PARIS: Standard and Poor’s held to a downgraded AA+ rating for France and said the outlook remained negative on Friday, four days after Moody’s cut its top rating for the country by one notch and warned that more could come.
S&P, which downgraded France from top notch in January, referring to recent French announcements on the economy, said although the government was “determined to carry out budgetary and structural reforms” France’s long-term outlook was “negative.”
“After flat growth this year, we believe that the French economy will grow by 0.4 percent in real terms in 2013,” it said, but expressed concern over “wavering consumption levels, rising unemployment, and decelerating wages.”
However, S&P said it thought that the government would press on with important structural reforms despite internal opposition from vested interests.

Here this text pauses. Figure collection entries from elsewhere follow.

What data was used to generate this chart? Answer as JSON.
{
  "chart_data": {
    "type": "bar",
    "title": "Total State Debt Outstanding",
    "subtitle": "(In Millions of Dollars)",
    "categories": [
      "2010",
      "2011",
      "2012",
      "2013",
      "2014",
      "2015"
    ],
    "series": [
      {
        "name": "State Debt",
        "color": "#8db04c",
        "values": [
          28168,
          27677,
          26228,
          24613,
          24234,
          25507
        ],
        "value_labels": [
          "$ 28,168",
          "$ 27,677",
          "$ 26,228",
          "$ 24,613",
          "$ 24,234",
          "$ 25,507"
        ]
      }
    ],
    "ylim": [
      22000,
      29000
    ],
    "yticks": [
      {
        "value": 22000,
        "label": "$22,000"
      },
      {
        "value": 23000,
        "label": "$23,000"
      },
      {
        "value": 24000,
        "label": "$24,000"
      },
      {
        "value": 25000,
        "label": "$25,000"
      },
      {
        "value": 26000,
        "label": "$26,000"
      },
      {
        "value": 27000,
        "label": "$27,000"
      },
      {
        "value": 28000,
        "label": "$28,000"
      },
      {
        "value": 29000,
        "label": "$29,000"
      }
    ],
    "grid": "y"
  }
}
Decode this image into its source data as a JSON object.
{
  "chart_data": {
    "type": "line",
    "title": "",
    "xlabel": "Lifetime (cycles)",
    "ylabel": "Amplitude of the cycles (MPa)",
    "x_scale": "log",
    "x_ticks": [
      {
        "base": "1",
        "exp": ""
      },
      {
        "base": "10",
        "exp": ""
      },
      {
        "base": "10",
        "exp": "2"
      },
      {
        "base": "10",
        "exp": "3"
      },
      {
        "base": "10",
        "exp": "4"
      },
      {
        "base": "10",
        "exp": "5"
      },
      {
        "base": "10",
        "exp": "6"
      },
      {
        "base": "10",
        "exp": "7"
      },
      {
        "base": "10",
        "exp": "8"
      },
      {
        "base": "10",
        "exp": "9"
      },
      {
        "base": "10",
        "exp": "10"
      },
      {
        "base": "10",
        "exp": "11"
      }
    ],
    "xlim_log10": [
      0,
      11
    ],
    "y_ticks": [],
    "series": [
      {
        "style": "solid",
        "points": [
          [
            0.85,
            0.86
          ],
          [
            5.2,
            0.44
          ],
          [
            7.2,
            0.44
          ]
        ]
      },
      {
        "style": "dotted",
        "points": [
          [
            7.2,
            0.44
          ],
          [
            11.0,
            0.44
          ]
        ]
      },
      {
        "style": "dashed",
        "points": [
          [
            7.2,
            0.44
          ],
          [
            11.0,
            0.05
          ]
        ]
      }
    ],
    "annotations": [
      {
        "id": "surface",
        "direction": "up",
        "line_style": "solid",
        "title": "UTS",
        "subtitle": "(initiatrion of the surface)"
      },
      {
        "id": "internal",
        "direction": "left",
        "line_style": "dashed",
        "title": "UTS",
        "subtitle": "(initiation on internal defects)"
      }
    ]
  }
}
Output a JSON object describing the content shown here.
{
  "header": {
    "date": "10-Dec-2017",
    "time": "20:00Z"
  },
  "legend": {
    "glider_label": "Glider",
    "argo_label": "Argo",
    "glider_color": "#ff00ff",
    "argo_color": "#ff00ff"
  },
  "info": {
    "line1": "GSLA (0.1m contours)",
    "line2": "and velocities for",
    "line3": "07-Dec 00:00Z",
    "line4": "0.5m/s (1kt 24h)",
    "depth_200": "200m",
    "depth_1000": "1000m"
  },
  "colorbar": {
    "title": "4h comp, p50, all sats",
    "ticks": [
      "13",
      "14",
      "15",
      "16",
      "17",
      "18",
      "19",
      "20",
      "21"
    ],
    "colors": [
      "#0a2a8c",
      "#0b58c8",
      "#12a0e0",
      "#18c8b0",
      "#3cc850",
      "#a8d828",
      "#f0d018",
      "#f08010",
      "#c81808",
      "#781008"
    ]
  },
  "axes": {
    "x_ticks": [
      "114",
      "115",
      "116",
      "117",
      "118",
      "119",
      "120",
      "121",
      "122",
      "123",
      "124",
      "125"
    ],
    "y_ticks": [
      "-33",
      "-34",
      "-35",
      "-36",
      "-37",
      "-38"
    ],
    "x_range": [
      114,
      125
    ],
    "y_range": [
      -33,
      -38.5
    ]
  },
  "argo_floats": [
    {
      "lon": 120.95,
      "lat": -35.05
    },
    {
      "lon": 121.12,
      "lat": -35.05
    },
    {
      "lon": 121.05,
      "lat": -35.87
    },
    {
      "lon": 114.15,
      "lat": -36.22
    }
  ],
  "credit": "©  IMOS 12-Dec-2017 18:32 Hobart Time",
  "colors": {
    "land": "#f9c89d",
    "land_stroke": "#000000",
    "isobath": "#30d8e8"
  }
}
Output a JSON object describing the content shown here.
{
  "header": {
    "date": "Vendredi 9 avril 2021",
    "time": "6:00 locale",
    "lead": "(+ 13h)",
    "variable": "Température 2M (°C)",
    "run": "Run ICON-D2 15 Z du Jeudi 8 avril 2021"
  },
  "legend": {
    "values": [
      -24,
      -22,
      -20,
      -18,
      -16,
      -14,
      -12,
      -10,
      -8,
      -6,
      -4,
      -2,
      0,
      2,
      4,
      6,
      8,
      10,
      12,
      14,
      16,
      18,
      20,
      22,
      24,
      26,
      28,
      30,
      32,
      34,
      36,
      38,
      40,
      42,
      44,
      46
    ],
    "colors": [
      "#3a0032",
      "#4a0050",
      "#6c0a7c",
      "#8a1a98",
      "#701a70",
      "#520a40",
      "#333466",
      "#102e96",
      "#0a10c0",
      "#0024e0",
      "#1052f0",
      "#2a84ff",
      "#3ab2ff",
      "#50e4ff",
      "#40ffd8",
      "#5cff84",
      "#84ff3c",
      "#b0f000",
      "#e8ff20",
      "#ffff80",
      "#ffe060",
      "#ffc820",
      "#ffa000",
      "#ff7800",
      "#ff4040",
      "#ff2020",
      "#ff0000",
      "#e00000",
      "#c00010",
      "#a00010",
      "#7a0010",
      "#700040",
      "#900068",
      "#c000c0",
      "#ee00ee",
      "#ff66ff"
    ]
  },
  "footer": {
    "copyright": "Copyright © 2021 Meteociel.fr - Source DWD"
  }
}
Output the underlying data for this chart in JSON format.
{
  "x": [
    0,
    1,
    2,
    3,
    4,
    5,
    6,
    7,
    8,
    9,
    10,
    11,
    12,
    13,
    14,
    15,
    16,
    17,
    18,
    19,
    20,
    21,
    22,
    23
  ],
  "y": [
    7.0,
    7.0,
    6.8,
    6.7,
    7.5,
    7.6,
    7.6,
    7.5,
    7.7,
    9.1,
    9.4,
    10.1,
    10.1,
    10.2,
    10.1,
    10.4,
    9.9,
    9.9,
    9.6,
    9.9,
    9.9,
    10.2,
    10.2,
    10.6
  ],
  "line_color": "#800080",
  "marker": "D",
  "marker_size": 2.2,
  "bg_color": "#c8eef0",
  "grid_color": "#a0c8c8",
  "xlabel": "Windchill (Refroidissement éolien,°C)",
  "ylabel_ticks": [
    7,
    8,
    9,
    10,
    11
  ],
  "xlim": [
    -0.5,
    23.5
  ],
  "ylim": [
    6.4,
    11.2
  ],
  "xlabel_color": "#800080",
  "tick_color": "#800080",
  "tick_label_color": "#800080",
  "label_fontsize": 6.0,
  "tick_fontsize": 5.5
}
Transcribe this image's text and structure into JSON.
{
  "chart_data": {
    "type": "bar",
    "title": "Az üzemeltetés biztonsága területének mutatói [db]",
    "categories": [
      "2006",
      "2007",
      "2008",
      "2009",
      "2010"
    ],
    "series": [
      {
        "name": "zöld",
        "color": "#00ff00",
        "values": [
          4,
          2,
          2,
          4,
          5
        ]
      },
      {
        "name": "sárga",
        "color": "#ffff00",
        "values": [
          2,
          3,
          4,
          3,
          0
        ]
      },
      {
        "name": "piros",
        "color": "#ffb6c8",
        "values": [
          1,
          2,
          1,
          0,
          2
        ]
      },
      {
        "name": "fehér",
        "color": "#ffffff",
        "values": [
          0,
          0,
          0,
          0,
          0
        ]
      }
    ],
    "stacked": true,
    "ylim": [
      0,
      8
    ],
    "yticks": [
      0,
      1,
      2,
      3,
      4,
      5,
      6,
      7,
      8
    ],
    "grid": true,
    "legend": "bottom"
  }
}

But it also said that reforms, announced in recent weeks, to spur the competitiveness of French industry, including a corporate tax credit for firms’ payrolls, were “useful but insufficient to significantly unlock economic growth potential.”
The statement said that “labour and service-sector reforms would be positive for competitiveness, economic growth, and, in turn, sovereign creditworthiness.”
This week, rating agency Moody’s became the second of the three major ratings agency to cut France’s top-notch triple A rating, noting it down to “Aa1”.
France has not run a balanced budget since the 1970s.
The S&P statement used a slightly more optimistic tone about the outlook for reforms being carried through than had Moody’s.
Moody’s said that although recent announcements in France went in the right direction, a legacy of 20 years of difficulty by successive governments in reforming the economy hung over the outlook.
The economy has been stumbling along at almost zero growth for about a year but in the last quarter rallied to show a gain of 0.2 percent, the same level as in Germany where the economy had been resilient but has been hit by a slowdown in business activity.
The third main rating agency, Fitch, still gives France a top-notch rating but has said it will take another look at how France is doing.
Ratings are vital tools for vast sectors of the financial and investment industries since they assist investors in categorising investments by class of risk.
Contracts between investment funds and their savers, and investment principles for insurance companies, mean that as debt bonds issued by a country are downgraded they may fall step by step out of the criteria permitting an investor to invest in the instruments affected.